On this day in 1796. . .

Sixtieth in an occasional series of excerpts from Jane Austen's letters.


The record of Jane Austen’s thoughts, feelings, and opinions is so slender that it’s always tempting to invest even her throwaway comments with weighty significance. Such is arguably the trap that awaits the unwary reader of the letter that Jane Austen began writing to her sister, Cassandra, exactly 225 years ago today (#2 in Deirdre Le Faye’s standard edition of Austen’s correspondence).


For a change, I’m not referring to the gossipy bits – the four sentences in which the twenty-year-old Austen talks about her flirtation with visitor Tom Lefroy, whose brief romance with Austen has given rise to a tsunami of speculation, not to mention one very bad biopic.


No, I’m talking instead about a remark that Austen inserts in the midst of the tidbits of news concerning relatives and family friends that she is relaying to Cassandra, who was away from home visiting the family of her fiancé, Tom Fowle.


“I am very much flattered by your commendation of my last Letter,” Austen tells Cassandra, “for I write only for Fame, and without any view to pecuniary Emolument.”

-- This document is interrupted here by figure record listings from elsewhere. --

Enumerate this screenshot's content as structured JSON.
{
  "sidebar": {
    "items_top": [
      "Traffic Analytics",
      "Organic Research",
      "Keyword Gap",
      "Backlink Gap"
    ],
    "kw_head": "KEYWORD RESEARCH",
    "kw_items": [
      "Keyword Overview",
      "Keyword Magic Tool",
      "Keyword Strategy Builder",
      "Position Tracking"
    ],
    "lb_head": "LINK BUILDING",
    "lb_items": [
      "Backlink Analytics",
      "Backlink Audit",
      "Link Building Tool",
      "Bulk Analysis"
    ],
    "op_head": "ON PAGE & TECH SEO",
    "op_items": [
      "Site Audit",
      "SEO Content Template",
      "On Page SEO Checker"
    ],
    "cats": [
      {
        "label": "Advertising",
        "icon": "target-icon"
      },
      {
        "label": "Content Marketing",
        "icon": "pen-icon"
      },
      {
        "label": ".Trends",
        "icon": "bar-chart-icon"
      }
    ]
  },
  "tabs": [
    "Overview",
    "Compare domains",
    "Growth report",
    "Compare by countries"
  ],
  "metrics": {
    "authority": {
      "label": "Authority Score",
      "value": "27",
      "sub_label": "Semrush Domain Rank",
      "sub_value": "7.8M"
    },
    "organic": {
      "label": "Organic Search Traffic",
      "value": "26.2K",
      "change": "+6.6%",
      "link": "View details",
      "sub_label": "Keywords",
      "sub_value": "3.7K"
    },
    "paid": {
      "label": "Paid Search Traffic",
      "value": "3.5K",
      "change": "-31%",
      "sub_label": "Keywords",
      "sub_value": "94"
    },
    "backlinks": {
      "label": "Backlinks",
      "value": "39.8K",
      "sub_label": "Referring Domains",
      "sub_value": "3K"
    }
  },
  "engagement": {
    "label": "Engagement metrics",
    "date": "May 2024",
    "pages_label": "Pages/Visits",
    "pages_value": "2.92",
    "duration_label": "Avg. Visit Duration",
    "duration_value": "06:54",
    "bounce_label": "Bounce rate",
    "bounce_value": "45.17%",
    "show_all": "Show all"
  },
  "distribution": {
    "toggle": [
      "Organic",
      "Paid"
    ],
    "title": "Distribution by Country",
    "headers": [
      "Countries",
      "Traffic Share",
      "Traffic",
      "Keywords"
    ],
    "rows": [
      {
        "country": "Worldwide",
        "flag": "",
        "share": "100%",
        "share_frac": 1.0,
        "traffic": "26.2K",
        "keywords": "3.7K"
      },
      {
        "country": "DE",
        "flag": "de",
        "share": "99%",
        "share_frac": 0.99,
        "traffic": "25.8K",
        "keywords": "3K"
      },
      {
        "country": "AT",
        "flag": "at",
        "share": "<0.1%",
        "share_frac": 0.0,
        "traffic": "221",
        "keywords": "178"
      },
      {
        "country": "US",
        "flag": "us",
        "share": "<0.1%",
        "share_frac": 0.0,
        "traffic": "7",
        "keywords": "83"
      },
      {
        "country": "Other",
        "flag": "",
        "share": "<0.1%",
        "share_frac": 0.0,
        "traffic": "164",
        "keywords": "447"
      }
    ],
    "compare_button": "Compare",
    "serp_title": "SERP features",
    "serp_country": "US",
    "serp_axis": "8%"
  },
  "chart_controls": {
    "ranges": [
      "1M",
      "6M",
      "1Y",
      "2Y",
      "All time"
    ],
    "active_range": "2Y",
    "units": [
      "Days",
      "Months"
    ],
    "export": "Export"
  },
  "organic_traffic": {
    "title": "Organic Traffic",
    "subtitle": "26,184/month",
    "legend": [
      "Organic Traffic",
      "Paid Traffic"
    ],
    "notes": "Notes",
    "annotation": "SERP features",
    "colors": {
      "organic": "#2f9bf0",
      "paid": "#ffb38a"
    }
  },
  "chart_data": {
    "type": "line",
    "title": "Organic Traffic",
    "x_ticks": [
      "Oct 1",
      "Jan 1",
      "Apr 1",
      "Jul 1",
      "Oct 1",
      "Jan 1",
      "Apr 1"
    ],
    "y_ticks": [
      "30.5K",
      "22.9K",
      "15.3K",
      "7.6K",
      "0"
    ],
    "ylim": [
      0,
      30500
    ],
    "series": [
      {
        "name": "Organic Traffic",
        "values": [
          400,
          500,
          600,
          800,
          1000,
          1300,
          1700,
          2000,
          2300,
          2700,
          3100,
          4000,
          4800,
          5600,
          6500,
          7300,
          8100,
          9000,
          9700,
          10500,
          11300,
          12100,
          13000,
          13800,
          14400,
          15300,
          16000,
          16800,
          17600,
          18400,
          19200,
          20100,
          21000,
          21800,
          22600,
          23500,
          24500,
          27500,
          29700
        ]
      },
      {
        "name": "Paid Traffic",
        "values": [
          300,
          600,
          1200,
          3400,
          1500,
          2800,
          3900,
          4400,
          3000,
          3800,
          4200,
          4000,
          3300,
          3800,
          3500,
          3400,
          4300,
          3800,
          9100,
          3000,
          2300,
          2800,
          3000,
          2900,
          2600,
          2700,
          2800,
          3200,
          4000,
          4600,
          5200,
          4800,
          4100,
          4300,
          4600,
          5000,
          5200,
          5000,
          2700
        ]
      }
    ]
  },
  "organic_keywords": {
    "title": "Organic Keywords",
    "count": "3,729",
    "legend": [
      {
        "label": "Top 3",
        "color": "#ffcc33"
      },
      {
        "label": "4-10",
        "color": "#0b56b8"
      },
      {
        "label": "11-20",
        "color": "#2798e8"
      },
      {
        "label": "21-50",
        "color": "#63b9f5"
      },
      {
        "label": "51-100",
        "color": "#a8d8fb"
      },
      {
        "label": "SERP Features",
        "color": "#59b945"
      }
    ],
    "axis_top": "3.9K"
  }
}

In context, it seems clear that this line is a joke. No one expects payment for even the cleverest of letters, and praise from a doting sister hardly constitutes fame, so surely Austen intended to mock high literary pretensions. But this sentence is not infrequently (for example, here, here and here) cited as evidence that even the very young Austen understood her own genius and craved the world’s notice.


Maybe she did: A psychologist might argue that her remark to Cassandra, though couched as a joke, reveals a deeply held (if possibly unconscious) wish. Perhaps Austen was protecting herself from the sting of rejection by turning her ambitions into a joke. As usual, Austenian irony defeats our attempts to impose a single interpretation. Still, her nephew James Edward Austen-Leigh must surely have overstated the case when he wrote in his 1870 memoir, “I do not think that she was herself much mortified by the want of early success. She wrote for her own amusement.” If that were true, she would never have published.


Still, for the non-Freudians among us, the temptation to read dramatic literary self-assertion into a private joke between sisters probably says more about us than it does about Jane Austen. We crave a definitive statement of her hopes, fears, and desires. Lacking that, we’ll read all we can between her lines.